As a former statistician working in the marketing industry, i’ve found that data visualisation is a terribly difficult thing to achieve in the run of the mill packages available to most stasticians. This is one reason why I started my own software business called marketingQED. To try and bring easier to understand statistics to marketing and business decision making.

I won’t claim that we’ve solved the issue of great stats but bad communication but we’re getting better at it all the time.

By Jorge Camoes. July 2nd, 2007 at 2:50 pm

I am curious about this book. I think there is a gap between visualization and statistics that doesn’t make sense and somewhere in the future they will merge (it is a bold statement, I know…). It is all about understanding and/or communicating the data, and what really matters is to find the right tool for the job, be that an average or a pie chart.

I admire Tukey and Cleveland (among others) for the bridges they built and this book seems to follow that noble tradition.

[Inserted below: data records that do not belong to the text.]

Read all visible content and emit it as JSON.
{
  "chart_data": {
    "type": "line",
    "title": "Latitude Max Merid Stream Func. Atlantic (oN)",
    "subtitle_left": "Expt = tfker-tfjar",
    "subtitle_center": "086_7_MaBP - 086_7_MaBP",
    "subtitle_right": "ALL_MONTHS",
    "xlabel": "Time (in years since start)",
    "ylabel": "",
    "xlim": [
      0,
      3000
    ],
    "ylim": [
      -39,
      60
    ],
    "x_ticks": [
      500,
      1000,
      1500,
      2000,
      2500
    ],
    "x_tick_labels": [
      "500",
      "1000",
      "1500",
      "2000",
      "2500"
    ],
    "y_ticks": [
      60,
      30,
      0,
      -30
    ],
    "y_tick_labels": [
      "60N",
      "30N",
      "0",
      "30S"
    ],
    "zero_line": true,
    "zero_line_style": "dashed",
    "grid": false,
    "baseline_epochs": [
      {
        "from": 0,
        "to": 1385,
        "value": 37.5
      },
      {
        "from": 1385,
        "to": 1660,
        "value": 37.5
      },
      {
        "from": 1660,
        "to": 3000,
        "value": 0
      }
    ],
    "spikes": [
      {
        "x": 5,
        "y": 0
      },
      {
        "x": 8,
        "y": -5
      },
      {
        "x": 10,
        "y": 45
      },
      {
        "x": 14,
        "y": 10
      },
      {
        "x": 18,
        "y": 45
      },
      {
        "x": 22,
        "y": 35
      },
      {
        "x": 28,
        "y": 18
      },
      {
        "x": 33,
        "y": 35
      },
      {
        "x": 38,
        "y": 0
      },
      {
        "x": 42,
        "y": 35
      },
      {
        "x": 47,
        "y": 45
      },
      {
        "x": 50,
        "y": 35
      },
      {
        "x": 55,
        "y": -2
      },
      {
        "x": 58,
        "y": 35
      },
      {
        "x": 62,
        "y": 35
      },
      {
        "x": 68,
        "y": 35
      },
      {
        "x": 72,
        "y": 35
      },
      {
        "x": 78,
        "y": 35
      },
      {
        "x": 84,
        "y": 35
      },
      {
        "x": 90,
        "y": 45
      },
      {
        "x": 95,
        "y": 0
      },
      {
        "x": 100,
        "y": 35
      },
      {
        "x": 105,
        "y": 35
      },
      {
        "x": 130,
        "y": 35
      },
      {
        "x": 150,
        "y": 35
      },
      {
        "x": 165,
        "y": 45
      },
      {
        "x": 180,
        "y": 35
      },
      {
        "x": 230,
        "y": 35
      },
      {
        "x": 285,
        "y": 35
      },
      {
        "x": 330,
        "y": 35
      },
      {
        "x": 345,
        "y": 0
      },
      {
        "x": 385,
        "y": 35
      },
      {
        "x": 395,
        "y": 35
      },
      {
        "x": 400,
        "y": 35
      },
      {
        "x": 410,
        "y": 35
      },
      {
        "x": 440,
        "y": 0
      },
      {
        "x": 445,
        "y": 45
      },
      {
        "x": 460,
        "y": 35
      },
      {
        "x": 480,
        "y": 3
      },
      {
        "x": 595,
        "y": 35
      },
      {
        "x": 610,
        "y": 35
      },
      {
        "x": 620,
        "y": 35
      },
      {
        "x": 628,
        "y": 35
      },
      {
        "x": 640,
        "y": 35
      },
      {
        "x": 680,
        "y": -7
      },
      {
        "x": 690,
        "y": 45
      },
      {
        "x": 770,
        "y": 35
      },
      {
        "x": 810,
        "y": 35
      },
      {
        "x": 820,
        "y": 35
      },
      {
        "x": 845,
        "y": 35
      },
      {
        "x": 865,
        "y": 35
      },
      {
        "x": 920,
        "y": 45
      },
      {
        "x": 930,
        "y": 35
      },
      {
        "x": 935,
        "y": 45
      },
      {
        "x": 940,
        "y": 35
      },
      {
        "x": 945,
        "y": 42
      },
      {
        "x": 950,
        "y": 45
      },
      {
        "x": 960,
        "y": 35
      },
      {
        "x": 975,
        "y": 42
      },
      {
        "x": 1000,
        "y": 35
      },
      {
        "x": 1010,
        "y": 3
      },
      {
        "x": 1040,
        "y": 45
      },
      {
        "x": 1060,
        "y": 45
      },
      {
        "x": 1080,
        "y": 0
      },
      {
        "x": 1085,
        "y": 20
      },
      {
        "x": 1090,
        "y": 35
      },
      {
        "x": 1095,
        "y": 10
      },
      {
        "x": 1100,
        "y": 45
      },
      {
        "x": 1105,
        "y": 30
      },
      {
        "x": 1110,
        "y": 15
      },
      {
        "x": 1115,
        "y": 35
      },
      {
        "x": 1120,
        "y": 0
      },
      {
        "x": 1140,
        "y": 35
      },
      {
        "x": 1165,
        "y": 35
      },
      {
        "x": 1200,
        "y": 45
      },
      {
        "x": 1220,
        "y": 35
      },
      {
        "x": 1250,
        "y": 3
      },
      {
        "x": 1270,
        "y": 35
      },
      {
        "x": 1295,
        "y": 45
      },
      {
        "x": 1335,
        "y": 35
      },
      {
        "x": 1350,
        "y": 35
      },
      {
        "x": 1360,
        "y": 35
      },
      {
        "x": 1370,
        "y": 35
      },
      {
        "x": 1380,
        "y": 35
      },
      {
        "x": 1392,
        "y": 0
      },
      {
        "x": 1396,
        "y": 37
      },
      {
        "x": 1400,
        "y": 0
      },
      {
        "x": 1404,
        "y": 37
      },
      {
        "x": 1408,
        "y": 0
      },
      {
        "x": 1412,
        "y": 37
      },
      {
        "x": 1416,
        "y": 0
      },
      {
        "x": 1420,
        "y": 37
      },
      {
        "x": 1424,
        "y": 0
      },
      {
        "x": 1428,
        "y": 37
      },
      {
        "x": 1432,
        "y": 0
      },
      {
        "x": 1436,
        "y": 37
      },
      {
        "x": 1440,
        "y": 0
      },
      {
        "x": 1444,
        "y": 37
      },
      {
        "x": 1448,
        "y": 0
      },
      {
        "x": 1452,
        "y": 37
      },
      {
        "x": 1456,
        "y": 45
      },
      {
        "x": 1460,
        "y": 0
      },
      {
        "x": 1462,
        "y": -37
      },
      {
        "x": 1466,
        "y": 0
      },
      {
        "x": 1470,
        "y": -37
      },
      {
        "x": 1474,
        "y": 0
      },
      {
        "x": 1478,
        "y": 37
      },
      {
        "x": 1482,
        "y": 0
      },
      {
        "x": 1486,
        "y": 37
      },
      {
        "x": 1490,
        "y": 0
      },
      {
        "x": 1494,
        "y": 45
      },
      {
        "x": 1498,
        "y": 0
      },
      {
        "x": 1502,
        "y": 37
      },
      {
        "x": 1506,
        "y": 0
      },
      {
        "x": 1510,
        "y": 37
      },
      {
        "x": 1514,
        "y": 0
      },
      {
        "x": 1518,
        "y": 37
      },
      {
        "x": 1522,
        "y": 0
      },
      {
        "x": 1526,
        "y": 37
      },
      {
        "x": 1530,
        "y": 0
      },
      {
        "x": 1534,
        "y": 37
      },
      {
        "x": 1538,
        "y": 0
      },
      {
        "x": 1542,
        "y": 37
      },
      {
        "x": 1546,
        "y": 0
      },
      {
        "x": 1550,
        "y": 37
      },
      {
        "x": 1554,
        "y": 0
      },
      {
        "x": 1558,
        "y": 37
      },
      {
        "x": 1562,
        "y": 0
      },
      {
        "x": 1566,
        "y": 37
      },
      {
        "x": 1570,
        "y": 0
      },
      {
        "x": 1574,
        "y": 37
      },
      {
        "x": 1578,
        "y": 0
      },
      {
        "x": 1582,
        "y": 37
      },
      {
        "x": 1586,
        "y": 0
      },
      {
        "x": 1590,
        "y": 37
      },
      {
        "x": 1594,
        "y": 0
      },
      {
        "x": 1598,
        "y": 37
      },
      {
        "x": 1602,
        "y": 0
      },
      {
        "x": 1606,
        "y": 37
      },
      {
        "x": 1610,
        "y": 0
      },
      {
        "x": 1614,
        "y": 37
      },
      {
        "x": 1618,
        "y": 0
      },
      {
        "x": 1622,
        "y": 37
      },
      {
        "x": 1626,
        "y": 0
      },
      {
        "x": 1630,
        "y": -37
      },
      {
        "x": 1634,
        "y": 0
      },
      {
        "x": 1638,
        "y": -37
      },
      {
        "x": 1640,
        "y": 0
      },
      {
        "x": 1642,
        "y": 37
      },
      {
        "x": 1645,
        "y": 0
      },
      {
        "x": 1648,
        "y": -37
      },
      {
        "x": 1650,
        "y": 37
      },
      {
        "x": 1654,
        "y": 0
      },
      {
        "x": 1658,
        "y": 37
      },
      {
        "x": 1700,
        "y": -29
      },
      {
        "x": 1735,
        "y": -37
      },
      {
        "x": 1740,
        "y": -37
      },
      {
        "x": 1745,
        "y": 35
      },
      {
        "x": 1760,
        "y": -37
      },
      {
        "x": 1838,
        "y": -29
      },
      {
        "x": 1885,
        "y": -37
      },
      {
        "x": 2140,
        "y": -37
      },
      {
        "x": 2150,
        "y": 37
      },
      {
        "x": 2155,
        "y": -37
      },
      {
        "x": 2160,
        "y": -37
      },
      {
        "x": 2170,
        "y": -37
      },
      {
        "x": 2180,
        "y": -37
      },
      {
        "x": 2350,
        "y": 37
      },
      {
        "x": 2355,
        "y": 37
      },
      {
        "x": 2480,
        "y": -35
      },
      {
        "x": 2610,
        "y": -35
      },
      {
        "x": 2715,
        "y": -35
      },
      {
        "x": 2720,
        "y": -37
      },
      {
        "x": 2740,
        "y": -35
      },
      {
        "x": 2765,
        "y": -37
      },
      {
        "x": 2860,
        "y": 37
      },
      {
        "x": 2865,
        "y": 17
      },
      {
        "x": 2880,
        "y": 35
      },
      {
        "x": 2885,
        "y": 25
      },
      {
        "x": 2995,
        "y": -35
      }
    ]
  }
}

By Chris C. August 30th, 2007 at 7:58 pm

I agree there is a consistent, traditional gap.
Most statisticians lack the exposure to significant visualization tools/techniques in school, they are not trained as computer scientists to understand ETL operations or the power of databases to manipulate data, but they are really experts at interpreting good quality data sets = files. There are numerous places in in which the 80/20 SAS ratio is known, meaning 80% of the SAS use is for data cleaning, scrubing, deduping, joining…pardon “merging by” etc and 20% analysis, including maybe visualization. I guess the confusion about visualization as a presentation vs. analytic tool still persists. At the end of the day, this (statisticians) is a lot better group to work with than classy BI IT groups, that has a totally different perspective (dashboards). Perhaps explaining the differnce between a report and an analysis could be another topic for PE’s library.